On May 9, 1993, the Colorado Rockies were still navigating through their inaugural Major League Baseball season. They were also celebrating a new MLB milestone when it comes to attendance.
When Lydia McKee of Littleton, Colo., walked through the gates of Mile High Stadium on this date in 1993, she had no idea her name would be a part of Colorado Rockies history. As she made her way into the stadium (on Mother’s Day, no less), she was celebrated as the 1 millionth fan to walk through the turnstiles to watch the Rockies.
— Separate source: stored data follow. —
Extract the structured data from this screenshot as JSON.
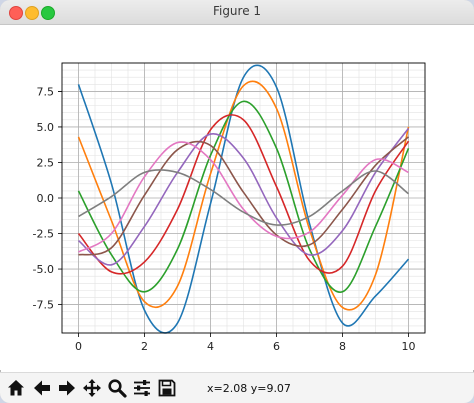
{
  "window": {
    "title": "Figure 1"
  },
  "toolbar": {
    "buttons": [
      {
        "name": "home-button",
        "icon": "home-icon"
      },
      {
        "name": "back-button",
        "icon": "arrow-left-icon"
      },
      {
        "name": "forward-button",
        "icon": "arrow-right-icon"
      },
      {
        "name": "pan-button",
        "icon": "move-icon"
      },
      {
        "name": "zoom-button",
        "icon": "magnifier-icon"
      },
      {
        "name": "configure-subplots-button",
        "icon": "sliders-icon"
      },
      {
        "name": "save-button",
        "icon": "floppy-disk-icon"
      }
    ],
    "coords": "x=2.08 y=9.07"
  },
  "chart_data": {
    "type": "line",
    "title": "",
    "xlabel": "",
    "ylabel": "",
    "xlim": [
      -0.5,
      10.5
    ],
    "ylim": [
      -9.5,
      9.5
    ],
    "x_ticks": [
      "0",
      "2",
      "4",
      "6",
      "8",
      "10"
    ],
    "y_ticks": [
      "-7.5",
      "-5.0",
      "-2.5",
      "0.0",
      "2.5",
      "5.0",
      "7.5"
    ],
    "grid": "major and minor",
    "x_sample": [
      0,
      1,
      2,
      3,
      4,
      5,
      6,
      7,
      8,
      9,
      10
    ],
    "series": [
      {
        "color": "#1f77b4",
        "values": [
          8.0,
          1.0,
          -7.9,
          -8.8,
          -0.4,
          8.5,
          7.8,
          -1.8,
          -8.8,
          -6.9,
          -4.3
        ]
      },
      {
        "color": "#ff7f0e",
        "values": [
          4.3,
          -1.6,
          -7.3,
          -6.2,
          1.7,
          7.9,
          6.3,
          -2.2,
          -7.7,
          -5.4,
          5.0
        ]
      },
      {
        "color": "#2ca02c",
        "values": [
          0.5,
          -4.0,
          -6.6,
          -3.6,
          3.0,
          6.8,
          3.5,
          -3.6,
          -6.6,
          -2.0,
          3.5
        ]
      },
      {
        "color": "#d62728",
        "values": [
          -2.5,
          -5.2,
          -4.5,
          -0.8,
          4.8,
          5.5,
          0.8,
          -4.4,
          -4.8,
          0.5,
          4.0
        ]
      },
      {
        "color": "#9467bd",
        "values": [
          -3.0,
          -4.7,
          -2.0,
          1.8,
          4.5,
          2.8,
          -1.4,
          -4.0,
          -2.3,
          1.8,
          4.9
        ]
      },
      {
        "color": "#8c564b",
        "values": [
          -4.0,
          -3.5,
          0.2,
          3.4,
          3.7,
          0.4,
          -2.6,
          -3.3,
          -0.8,
          2.3,
          4.3
        ]
      },
      {
        "color": "#e377c2",
        "values": [
          -3.8,
          -2.5,
          1.5,
          3.9,
          2.7,
          -0.8,
          -2.7,
          -2.4,
          0.2,
          2.7,
          1.8
        ]
      },
      {
        "color": "#7f7f7f",
        "values": [
          -1.3,
          0.1,
          1.8,
          1.8,
          0.6,
          -1.0,
          -1.9,
          -1.3,
          0.5,
          1.9,
          0.3
        ]
      }
    ]
  }
}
That 1 million mark set a new Major League record for attendance as the Rockies reached it in just 17 home games. That shattered the previous mark set by the Toronto Blue Jays one year earlier in 21 contests.
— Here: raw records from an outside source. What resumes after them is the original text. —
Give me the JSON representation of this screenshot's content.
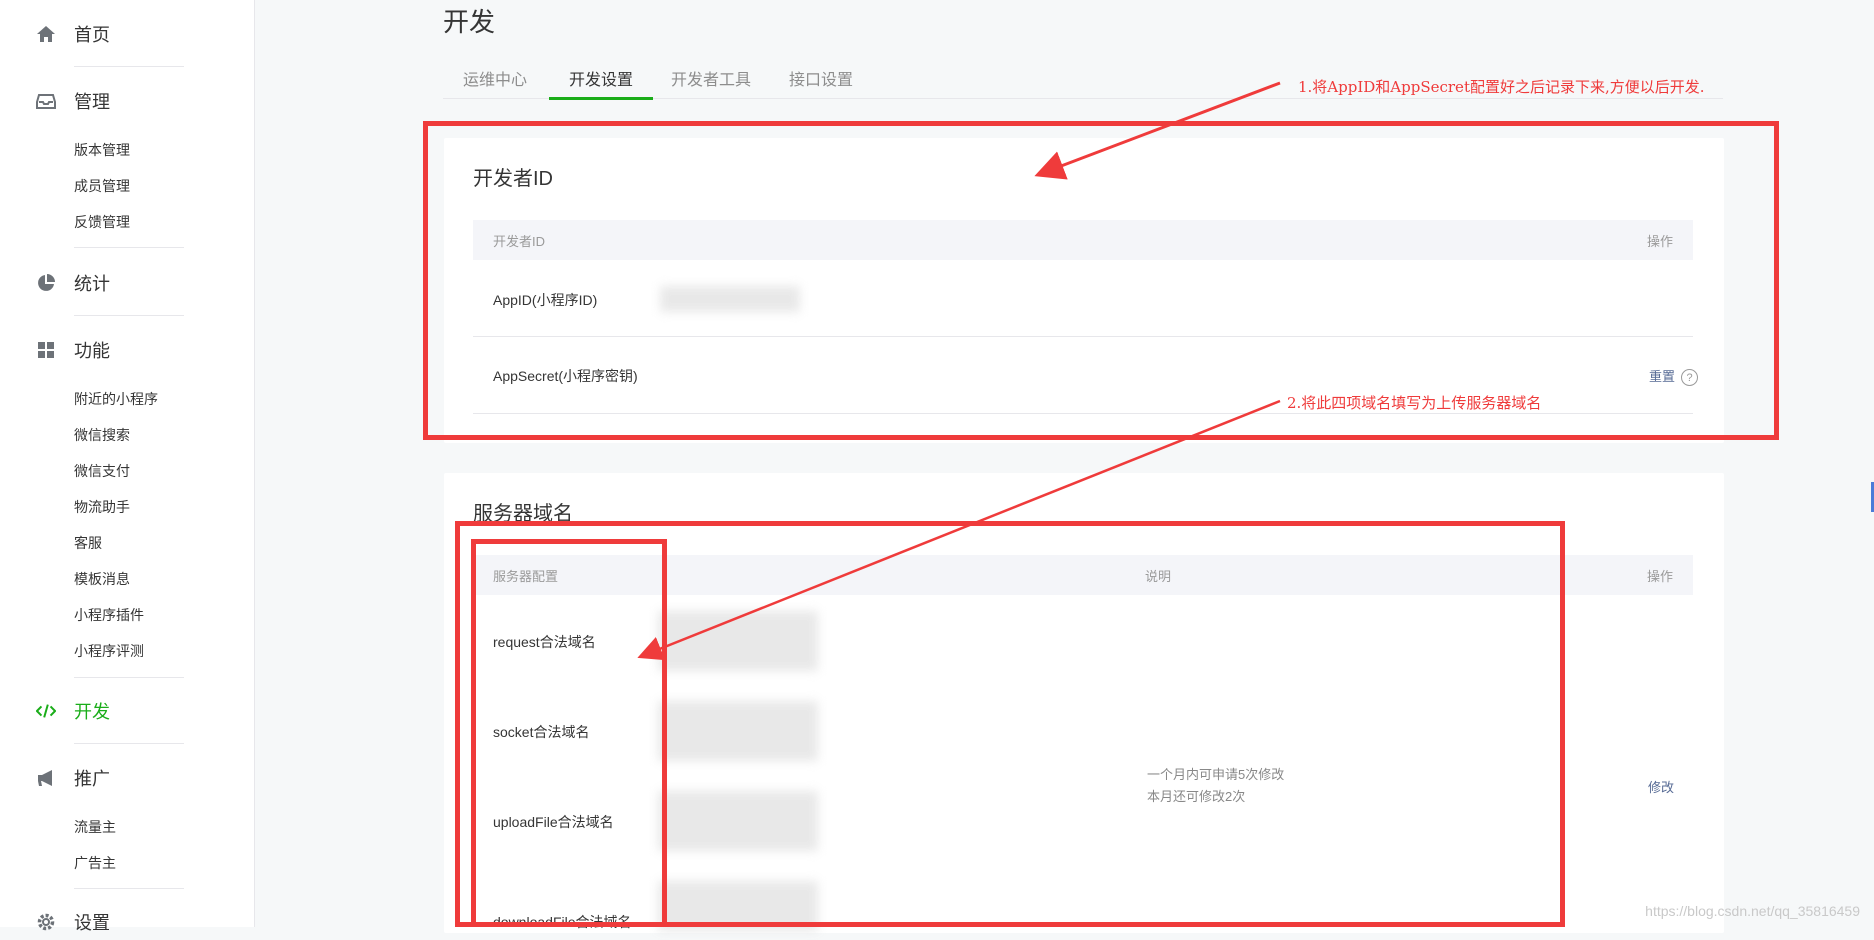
{
  "sidebar": {
    "home": "首页",
    "manage": "管理",
    "manage_items": [
      "版本管理",
      "成员管理",
      "反馈管理"
    ],
    "stats": "统计",
    "features": "功能",
    "feature_items": [
      "附近的小程序",
      "微信搜索",
      "微信支付",
      "物流助手",
      "客服",
      "模板消息",
      "小程序插件",
      "小程序评测"
    ],
    "dev": "开发",
    "promo": "推广",
    "promo_items": [
      "流量主",
      "广告主"
    ],
    "settings": "设置"
  },
  "page_title": "开发",
  "tabs": [
    "运维中心",
    "开发设置",
    "开发者工具",
    "接口设置"
  ],
  "dev_id": {
    "title": "开发者ID",
    "col_name": "开发者ID",
    "col_action": "操作",
    "appid_label": "AppID(小程序ID)",
    "secret_label": "AppSecret(小程序密钥)",
    "reset": "重置",
    "help": "?"
  },
  "server": {
    "title": "服务器域名",
    "col_config": "服务器配置",
    "col_desc": "说明",
    "col_action": "操作",
    "rows": [
      "request合法域名",
      "socket合法域名",
      "uploadFile合法域名",
      "downloadFile合法域名"
    ],
    "desc_line1": "一个月内可申请5次修改",
    "desc_line2": "本月还可修改2次",
    "modify": "修改"
  },
  "annotations": {
    "note1": "1.将AppID和AppSecret配置好之后记录下来,方便以后开发.",
    "note2": "2.将此四项域名填写为上传服务器域名"
  },
  "watermark": "https://blog.csdn.net/qq_35816459",
  "colors": {
    "accent": "#1aad19",
    "annotation": "#ef3b3b",
    "link": "#576b95"
  }
}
Of course, that wasn’t the only attendance mark the Rockies would set that season. Colorado’s fledgling club would also draw the MLB record for the largest Opening Day and single-game crowds (80,227 fans) as well as the largest in a three-game (212,475) and four-game series (251,447). Also, they would not only be the fastest franchise to reach 1 million fans but also set the record for the quickest to 2 million as well, needing just 36 home dates.
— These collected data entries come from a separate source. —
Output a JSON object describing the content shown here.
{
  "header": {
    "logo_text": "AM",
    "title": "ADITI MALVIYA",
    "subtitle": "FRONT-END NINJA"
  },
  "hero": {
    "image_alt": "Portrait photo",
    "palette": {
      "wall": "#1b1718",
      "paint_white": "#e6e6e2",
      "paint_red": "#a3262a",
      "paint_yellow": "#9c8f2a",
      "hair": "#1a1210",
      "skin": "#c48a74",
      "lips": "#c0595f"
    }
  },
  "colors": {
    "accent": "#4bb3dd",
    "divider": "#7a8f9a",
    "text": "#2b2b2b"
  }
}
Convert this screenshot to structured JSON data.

Eventually, the Rockies would set an MLB record for attendance that year in a single season which still stands to this day. Colorado would average 55,350 fans per game in 1993 for a total of 4,483,350 people in attendance that year. That’s not bad for a team that would go 67-95 and finish sixth in what was then a seven-team National League West, 37 games behind the Atlanta Braves.
The key to Colorado’s success then is the same as it is now: Marketing throughout the Mountain Time Zone and having people from states in the region recognize the Rockies as “their team.”
“It’s the most incredible thing I’ve ever seen,” Colorado manager Don Baylor told the Los Angeles Times that season in this article. “On weekends, we get more people for batting practice than we’ve drawn for some games on the road. There are 13 states in the Rocky Mountain area, and everyone feels a part of it.”